Por exemplo, tem se cogitado repetidamente que o presidente da Assembleia Legislativa, deputado estadual Max Russi, troque o PSB pelo Podemos. Entretanto, toda força dos 155 vereadores eleitos pelo PSB em Mato Grosso não poderá o acompanhar para compor a chapa de deputado estadual, precisando encontrar candidatos entre os 43 vereadores do Pode. 
Dessa forma, o Podemos teria dificuldade em montar um grupo para eleger mais de dois, mesmo que receba nas suas fileiras os nomes atualmente cotados, como Beto Dois a Um, atualmente no União Brasil, e ex-deputados como Mauro Savi e Wagner Ramos. Por isso, Max só deve executar essa troca partidária se decidir encarar alguma candidatura majoritária, para consolidar uma identificação com a direita.
Outro partido que deve ter dificuldades em engrossar fileiras seria o PRD, atualmente comandado pelo suplente de senador Mauro Carvalho e que conta com um deputado estadual, o Chico Guarnieri, suplente que chegou ao cargo após o titular Claudio Ferreira (PL) ser eleito prefeito de Rondonópolis.
A sigla conta com a chegada de Dilmar Dal Bosco, do União Brasil, bem como de outras lideranças ligadas a base governista e que querem espaço fora do União Brasil para concorrer a deputado estadual. Os próprios nomes de Júlio Campos (União) e Jayme Campos (União). A sigla conta com mais força que o PODE, já tendo 62 vereadores em suas fileiras.
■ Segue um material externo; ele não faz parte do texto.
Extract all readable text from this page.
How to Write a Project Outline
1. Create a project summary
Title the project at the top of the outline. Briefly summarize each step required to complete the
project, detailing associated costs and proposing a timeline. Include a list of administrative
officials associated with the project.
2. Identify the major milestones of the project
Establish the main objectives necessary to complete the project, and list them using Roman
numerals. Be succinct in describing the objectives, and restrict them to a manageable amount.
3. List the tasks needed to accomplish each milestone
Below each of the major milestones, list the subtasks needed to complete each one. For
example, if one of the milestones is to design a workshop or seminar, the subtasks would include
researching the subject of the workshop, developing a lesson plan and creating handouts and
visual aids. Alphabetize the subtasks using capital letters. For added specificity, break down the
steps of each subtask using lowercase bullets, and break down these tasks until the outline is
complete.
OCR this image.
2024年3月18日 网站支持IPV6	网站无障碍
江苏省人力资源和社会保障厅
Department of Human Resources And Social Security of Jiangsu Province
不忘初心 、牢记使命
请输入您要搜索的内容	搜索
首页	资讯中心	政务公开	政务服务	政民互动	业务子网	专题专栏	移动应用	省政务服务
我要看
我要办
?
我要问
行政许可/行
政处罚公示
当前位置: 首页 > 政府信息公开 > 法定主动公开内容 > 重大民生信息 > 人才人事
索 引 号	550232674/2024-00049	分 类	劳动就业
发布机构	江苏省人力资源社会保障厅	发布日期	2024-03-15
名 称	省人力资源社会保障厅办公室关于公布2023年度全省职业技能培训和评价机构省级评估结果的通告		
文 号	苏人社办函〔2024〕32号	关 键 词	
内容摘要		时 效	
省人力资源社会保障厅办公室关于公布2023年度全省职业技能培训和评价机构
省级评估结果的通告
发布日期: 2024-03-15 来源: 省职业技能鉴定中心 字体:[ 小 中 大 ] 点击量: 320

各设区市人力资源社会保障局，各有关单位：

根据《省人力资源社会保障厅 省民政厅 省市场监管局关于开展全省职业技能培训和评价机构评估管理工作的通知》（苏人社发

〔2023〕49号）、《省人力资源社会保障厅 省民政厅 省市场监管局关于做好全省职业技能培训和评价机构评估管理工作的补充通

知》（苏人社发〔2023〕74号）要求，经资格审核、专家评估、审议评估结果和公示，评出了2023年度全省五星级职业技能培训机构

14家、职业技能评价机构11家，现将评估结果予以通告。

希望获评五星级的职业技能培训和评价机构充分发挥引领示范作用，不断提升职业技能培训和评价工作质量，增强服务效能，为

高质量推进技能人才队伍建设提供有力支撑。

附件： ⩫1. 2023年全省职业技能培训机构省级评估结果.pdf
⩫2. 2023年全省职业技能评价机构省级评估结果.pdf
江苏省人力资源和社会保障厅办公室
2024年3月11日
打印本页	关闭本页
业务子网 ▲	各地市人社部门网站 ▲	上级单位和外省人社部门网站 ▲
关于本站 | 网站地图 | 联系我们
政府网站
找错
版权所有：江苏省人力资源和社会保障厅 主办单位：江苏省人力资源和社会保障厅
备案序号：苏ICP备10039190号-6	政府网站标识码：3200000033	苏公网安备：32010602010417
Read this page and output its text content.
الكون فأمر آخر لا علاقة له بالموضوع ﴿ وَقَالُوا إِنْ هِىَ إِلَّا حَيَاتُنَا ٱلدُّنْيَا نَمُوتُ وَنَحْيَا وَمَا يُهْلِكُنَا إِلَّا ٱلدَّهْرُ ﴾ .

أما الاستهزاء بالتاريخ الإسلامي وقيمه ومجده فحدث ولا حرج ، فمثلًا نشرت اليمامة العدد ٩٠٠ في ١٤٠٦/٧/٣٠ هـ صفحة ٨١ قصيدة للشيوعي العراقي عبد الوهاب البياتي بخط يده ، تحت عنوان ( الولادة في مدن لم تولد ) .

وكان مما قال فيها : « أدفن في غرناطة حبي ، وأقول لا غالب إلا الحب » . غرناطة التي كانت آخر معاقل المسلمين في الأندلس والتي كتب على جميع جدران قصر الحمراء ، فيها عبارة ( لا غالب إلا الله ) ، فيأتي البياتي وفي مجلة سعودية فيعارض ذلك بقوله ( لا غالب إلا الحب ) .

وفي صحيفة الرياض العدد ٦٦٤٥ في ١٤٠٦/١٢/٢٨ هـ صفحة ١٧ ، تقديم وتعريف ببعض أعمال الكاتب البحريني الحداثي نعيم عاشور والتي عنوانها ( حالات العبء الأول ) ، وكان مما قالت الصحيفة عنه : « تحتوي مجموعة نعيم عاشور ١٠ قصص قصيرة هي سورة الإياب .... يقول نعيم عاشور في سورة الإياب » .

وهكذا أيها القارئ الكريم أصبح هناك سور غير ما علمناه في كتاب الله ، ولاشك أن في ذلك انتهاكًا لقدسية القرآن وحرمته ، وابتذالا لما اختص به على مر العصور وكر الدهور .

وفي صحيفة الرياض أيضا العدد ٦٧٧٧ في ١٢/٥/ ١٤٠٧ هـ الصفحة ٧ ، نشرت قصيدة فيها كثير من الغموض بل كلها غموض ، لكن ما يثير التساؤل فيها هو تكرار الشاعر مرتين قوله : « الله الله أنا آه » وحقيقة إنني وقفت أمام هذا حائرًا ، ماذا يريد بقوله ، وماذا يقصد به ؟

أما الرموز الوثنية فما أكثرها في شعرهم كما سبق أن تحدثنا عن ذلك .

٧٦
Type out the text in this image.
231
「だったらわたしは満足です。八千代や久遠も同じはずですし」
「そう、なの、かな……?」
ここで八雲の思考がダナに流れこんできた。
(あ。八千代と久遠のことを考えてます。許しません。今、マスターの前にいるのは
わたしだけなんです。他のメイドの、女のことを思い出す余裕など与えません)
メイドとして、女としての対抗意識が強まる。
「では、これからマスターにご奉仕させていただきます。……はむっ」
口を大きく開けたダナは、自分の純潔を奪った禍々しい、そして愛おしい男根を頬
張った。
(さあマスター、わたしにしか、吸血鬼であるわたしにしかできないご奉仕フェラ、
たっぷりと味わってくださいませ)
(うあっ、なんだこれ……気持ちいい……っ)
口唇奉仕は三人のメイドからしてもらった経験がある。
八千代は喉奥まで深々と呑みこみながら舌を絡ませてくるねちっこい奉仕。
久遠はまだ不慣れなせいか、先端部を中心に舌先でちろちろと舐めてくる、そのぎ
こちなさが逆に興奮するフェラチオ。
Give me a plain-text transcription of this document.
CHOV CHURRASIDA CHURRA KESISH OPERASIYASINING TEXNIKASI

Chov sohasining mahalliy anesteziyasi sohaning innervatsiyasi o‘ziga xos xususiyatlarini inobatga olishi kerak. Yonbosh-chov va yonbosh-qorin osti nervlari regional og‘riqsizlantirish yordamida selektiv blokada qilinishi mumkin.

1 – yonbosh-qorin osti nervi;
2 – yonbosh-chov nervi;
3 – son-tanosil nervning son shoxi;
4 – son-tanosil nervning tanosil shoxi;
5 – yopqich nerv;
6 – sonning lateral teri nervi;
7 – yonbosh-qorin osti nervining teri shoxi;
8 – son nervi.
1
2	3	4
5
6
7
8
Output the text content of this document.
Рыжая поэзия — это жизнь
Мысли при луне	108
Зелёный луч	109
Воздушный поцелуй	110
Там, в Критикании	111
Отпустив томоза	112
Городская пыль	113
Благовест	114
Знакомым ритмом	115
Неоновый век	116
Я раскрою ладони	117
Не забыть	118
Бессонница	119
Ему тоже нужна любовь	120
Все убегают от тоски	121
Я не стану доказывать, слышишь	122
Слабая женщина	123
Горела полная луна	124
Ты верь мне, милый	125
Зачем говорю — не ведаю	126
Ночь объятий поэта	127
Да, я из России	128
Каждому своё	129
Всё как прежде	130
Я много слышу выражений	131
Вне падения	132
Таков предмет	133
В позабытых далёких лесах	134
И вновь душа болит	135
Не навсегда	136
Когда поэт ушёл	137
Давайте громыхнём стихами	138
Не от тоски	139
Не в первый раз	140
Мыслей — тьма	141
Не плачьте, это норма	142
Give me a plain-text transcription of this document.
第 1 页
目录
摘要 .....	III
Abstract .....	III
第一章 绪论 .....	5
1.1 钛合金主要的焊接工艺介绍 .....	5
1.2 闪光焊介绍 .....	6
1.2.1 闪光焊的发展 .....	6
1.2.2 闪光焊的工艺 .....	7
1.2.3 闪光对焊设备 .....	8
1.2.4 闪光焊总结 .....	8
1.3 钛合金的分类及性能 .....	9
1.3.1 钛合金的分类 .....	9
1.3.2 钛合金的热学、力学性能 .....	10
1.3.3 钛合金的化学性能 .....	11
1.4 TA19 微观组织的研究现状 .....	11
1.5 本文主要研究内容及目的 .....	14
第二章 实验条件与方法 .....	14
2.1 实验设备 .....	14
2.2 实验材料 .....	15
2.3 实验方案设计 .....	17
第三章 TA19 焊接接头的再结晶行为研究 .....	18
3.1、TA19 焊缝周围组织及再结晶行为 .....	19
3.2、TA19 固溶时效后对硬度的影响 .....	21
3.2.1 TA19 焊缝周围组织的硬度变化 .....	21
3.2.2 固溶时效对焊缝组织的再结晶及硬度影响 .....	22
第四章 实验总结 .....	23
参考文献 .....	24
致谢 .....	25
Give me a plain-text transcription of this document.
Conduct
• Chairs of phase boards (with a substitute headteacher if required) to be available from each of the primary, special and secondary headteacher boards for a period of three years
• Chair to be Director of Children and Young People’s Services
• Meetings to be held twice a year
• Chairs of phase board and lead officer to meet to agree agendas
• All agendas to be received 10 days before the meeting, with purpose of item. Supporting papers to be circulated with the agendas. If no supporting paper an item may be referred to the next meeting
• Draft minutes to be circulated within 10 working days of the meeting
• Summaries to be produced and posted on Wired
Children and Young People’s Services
Com isso, nos bastidores, a única certeza que existe é a migração de Faissal Calil do Cidadania para o PL. Todas as outras mudanças, por mais que “bem encaminhadas”, ainda são consideradas discussões embrionários, ou até mesmo como cartas para um blefe nas negociações partidárias até chegar a janela de troca partidária.